質問42 「ギャロップ」Pf連弾曲集『やわらかな雨』より)の演奏法

 男の子同士で連弾するといつも元気良くガンガン弾いてしまいますが「やわらかな雨」の中の曲としてこのままでいいんでしょうか。ギャロップって何という意味なんでしょうか。先生がどんなイメ−ジで作曲されたのか知りたいです。

 りんりん

解答 

 「ギャロップ(gallop)」は特殊な意味で使っているのではなく、辞書などに載っている通りの意味「馬のはやがけ」とか「馬を速く走らせること」から取っています。軽快にスピード感をもって駆け抜けるイメージの曲です。曲集タイトルはたしかに「やわらかな雨」ですが、別にそのイメージで全曲統一している訳ではなくて、10曲中で一番印象的なタイトルを曲集タイトルに使っただけです。ですから「ギャロップ」では元気に弾いていただいて構いません。

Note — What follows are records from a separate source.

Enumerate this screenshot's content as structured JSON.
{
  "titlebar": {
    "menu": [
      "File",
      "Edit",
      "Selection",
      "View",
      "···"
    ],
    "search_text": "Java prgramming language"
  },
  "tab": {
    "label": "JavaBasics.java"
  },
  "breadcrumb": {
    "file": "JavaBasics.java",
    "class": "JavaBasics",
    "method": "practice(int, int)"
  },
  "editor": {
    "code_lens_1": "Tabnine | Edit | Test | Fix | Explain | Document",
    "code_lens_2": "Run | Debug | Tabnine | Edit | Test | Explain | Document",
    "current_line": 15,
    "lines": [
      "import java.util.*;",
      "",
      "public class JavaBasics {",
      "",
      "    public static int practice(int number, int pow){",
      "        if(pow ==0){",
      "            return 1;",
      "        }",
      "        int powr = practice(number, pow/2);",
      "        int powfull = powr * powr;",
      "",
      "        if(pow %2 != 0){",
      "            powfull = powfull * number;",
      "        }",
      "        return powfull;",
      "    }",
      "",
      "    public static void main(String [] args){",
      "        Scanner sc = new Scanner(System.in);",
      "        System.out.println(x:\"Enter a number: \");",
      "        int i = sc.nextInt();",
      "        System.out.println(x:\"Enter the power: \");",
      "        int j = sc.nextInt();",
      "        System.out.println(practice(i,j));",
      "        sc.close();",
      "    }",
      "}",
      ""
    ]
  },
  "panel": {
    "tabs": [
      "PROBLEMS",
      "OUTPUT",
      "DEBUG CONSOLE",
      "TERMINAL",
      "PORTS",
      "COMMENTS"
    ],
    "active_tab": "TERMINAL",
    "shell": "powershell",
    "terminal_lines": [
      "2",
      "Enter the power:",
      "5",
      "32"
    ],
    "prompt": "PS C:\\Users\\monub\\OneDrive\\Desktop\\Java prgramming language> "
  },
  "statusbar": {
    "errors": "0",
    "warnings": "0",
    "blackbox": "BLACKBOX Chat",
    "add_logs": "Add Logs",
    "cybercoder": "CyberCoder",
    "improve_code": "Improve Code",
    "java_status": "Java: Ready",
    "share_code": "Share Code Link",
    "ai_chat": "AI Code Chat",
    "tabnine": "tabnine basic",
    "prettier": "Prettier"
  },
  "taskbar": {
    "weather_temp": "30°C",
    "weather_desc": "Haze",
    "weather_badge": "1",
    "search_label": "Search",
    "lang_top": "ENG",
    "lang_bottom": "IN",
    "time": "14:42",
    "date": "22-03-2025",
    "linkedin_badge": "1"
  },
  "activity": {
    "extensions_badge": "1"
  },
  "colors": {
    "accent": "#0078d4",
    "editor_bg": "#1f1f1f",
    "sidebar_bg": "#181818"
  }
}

 ただ、最初から最後までひとつの曲調、音色で弾いてはどんな曲も単調になってしまいます。イメージだけに頼って弾くのでなく、楽譜をしっかり読むことがまず大切です。楽譜のどこにスラーが入っていて、どこからpになって、どこに複縦線が入っていて、ffは何カ所どこにあるか、それをチェックするだけでも全体の構成が見えてきます。

 まず複縦線が入っているのは16、32、48、64小節です。それだけで曲の構成がだいたい掴めますね。1から16小節までがA、17から32小節までがB、33から48小節までがA、49〜64小節がC、65から最後までがA+コーダとなります。どの曲もこんなにわかりやすい構造をしているわけではありませんが、譜面を読めばわかる事は日頃から見落とさないように気をつけましょう。

 曲の変化をどう付けるかも楽譜をよく見ればわかります。まず強弱の変化をみると、AからBへはデクレッシェンドしておだやかにmpへ移行するのに対して、AからCへの転換は、4手ともフォルテのアクセントでリズムを強調した(47〜48小節)後、Cから急にpになります。

 メロディも、ABでは第一ピアノが両手でオクターブで奏しますが、Cはメロディが単音やオクターブでなく三度の和音で現れます。最初8小節間(49〜56小節一拍めD音まで)はIの右手だけでメロディを弾いた(IIの右手がIのメロディの3度下をたえず弾いていることに注意。このときの音量バランスはIのメロディよりほんの少し抑えめに、でもひとつの和音に聴こえるよう一体感を持って弾くことが大切)あと、第二ピアノの右手にメロディが移り(56小節2拍めC音〜63小節一拍め裏C音まで。三度の和音の連続は難しいので、ばらけないように要練習)、63小節二拍めから再びIがオクターブでメロディを弾く形にもどります。

 つまりこの曲ではAとCの対比をはっきりさせることが大切なわけです(AとBの対比も当然必要ではありますが)。構成はA-B-A-C-Aという、典型的なロンド形式ですが、(A-B-A)+C+(A+コーダ)と考えるとメリハリがついてまとまりやすくなります。Cが始まる時に対比感を出すのはもちろんですが、Aに戻るときも、主題がもどってきたことが聴き手にはっきりわかるよう意識して弾きましょう。